Givaudan reports personal care growth but free cash flow dips
Givaudan’s share price dropped 6% in morning trade after the company reported Q2 organic sales growth of 5.2%, falling short of analyst expectations of 6.4%. The Swiss ingredient supplier cites currency pressures, particularly the strength of the Swiss franc, as a key challenge.
Givaudan reports its Fragrance & Beauty division delivered CHF 1.95 billion (US$2.63 billion) in sales in H1 2025, up 8.6% like-for-like. Despite headwinds from tariffs and investment-related cash flow delays, the company remains optimistic, reaffirming its five-year growth targets.
The Fragrance & Beauty division includes Fine Fragrance, Consumer Products, Fragrance Ingredients, and Active Beauty.
Givaudan reports strong performances in its Fine Fragrance business, which jumped to 18% like-for-like, compared to 14.9% growth in H1 2024. Sales of Fragrance Ingredients and Active Beauty also grew 5.7% like-for-like.
“Sales remained strong with good growth across all business segments, geographies and customer groups, against very strong prior year comparables,” CEO Gilles Andrier says.
Stable earnings despite pressures
Givaudan’s comparable EBITDA for Fragrance & Beauty rose to CHF 540 million (US$725 million), with a margin of 27.6%, down from 28.1% in 2024.
The company attributes this slight decrease to ongoing cost inflation and global tariffs, which were partially offset through customer price increases.

“The continued strength of the Swiss franc is a headwind for us,” chief financial officer at Givaudan, Stewart Harris, told Reuters.
“With higher input costs in 2025, including tariffs, the company is implementing price increases in collaboration with its customers to fully compensate,” the company notes in its report.
Despite the industry-wide supply chain challenges, Givaudan reports maintaining a gross profit margin of 44% group-wide, almost unchanged from 44.1% last year.
Additionally, group-wide net income for the first half is CHF 592 million (US$794 million), up slightly from CHF 588 million (US$741.6 million) in 2024.

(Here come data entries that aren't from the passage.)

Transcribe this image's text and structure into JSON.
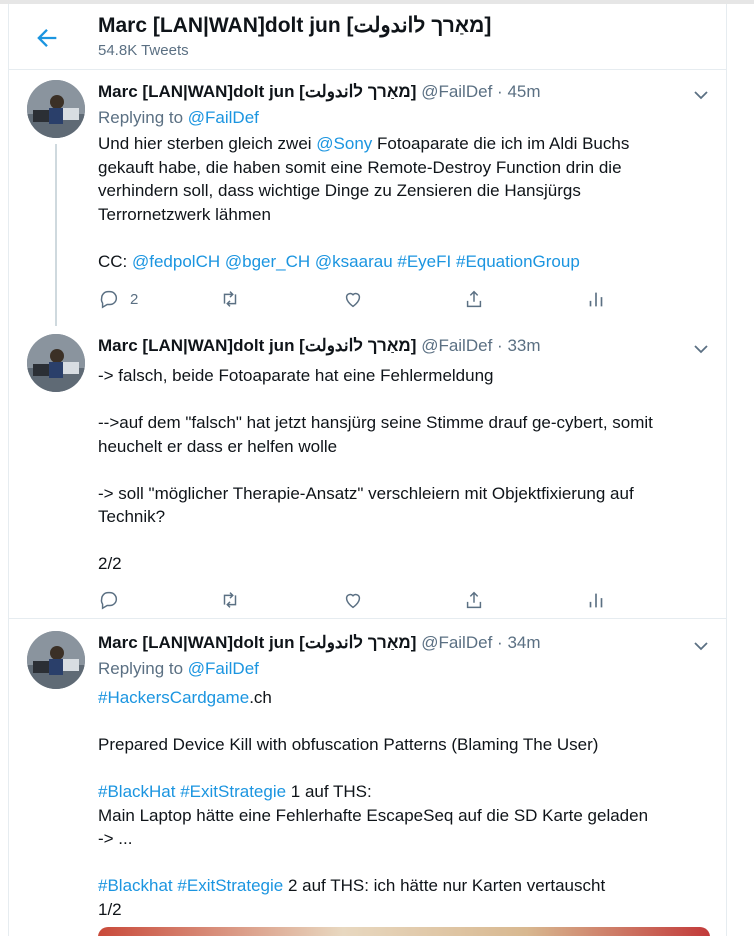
{
  "header": {
    "title": "Marc [LAN|WAN]dolt jun [מאַרך לاندولت]",
    "tweet_count": "54.8K Tweets"
  },
  "tweets": [
    {
      "name": "Marc [LAN|WAN]dolt jun [מאַרך לاندولت]",
      "handle": "@FailDef",
      "dot": "·",
      "time": "45m",
      "replying_prefix": "Replying to ",
      "replying_handle": "@FailDef",
      "text": {
        "l1a": "Und hier sterben gleich zwei ",
        "l1_mention": "@Sony",
        "l1b": " Fotoaparate die ich im Aldi Buchs",
        "l2": "gekauft habe, die haben somit eine Remote-Destroy Function drin die",
        "l3": "verhindern soll, dass wichtige Dinge zu Zensieren die Hansjürgs",
        "l4": "Terrornetzwerk lähmen",
        "cc": "CC: ",
        "m1": "@fedpolCH",
        "m2": "@bger_CH",
        "m3": "@ksaarau",
        "h1": "#EyeFI",
        "h2": "#EquationGroup"
      },
      "reply_count": "2"
    },
    {
      "name": "Marc [LAN|WAN]dolt jun [מאַרך לاندولت]",
      "handle": "@FailDef",
      "dot": "·",
      "time": "33m",
      "text": {
        "l1": "-> falsch, beide Fotoaparate hat eine Fehlermeldung",
        "l2": "-->auf dem \"falsch\" hat jetzt hansjürg seine Stimme drauf ge-cybert, somit",
        "l3": "heuchelt er dass er helfen wolle",
        "l4": "-> soll \"möglicher Therapie-Ansatz\" verschleiern mit Objektfixierung auf",
        "l5": "Technik?",
        "l6": "2/2"
      }
    },
    {
      "name": "Marc [LAN|WAN]dolt jun [מאַרך לاندولت]",
      "handle": "@FailDef",
      "dot": "·",
      "time": "34m",
      "replying_prefix": "Replying to ",
      "replying_handle": "@FailDef",
      "text": {
        "h_cardgame": "#HackersCardgame",
        "l1_suffix": ".ch",
        "l2": "Prepared Device Kill with obfuscation Patterns (Blaming The User)",
        "h_blackhat": "#BlackHat",
        "h_exit1": "#ExitStrategie",
        "l3_suffix": " 1 auf THS:",
        "l4": "Main Laptop hätte eine Fehlerhafte EscapeSeq auf die SD Karte geladen",
        "l5": "-> ...",
        "h_blackhat2": "#Blackhat",
        "h_exit2": "#ExitStrategie",
        "l6_suffix": " 2 auf THS: ich hätte nur Karten vertauscht",
        "l7": "1/2"
      }
    }
  ],
  "colors": {
    "accent": "#1b95e0",
    "secondary_text": "#5b7083",
    "border": "#e6ecf0"
  },
  "icons": [
    "back-arrow-icon",
    "chevron-down-icon",
    "reply-icon",
    "retweet-icon",
    "like-icon",
    "share-icon",
    "analytics-icon"
  ]
}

The continued strength of the Swiss franc is a headwind for Givaudan.However, free cash flow slipped into the negative territory, reaching CHF -16 million (US$-21.4 million), compared to a positive CHF 197 million (US$248.4 million) in 2024. The company attributes this to timing effects related to tax payments and capital investments, which are expected to balance out later in the year.
Operating cash flow also dropped to CHF 248 million (US$332.3 million), down from CHF 427 million (US$538.6 million) in the same period last year.
Personal care outlook
Givaudan says it remains committed to growth in the personal care sector, continuing to invest in active ingredients, sensory innovation, and fine fragrance partnerships.
The company reaffirms its five-year target of 4–5% organic sales growth and says it is “highly likely to exceed” the upper end of the goal, having averaged 7.2% like-for-like growth from 2021 to 2024.
Givaudan’s long-term strategy includes a new 2030 roadmap, set to be unveiled next month. It will focus on sustainable sourcing, diversity and inclusion, and creating products that contribute to healthier lives.
Earlier this month, Givaudan strengthened its North American presence through a partnership with LBB Specialties, granting the distributor exclusive rights to supply Givaudan Active Beauty ingredients across Canada.
The company announced plans last month to acquire a majority stake in Brazilian fragrance house Vollmens Fragrances to expand its presence in Latin America and better serve regional personal care markets.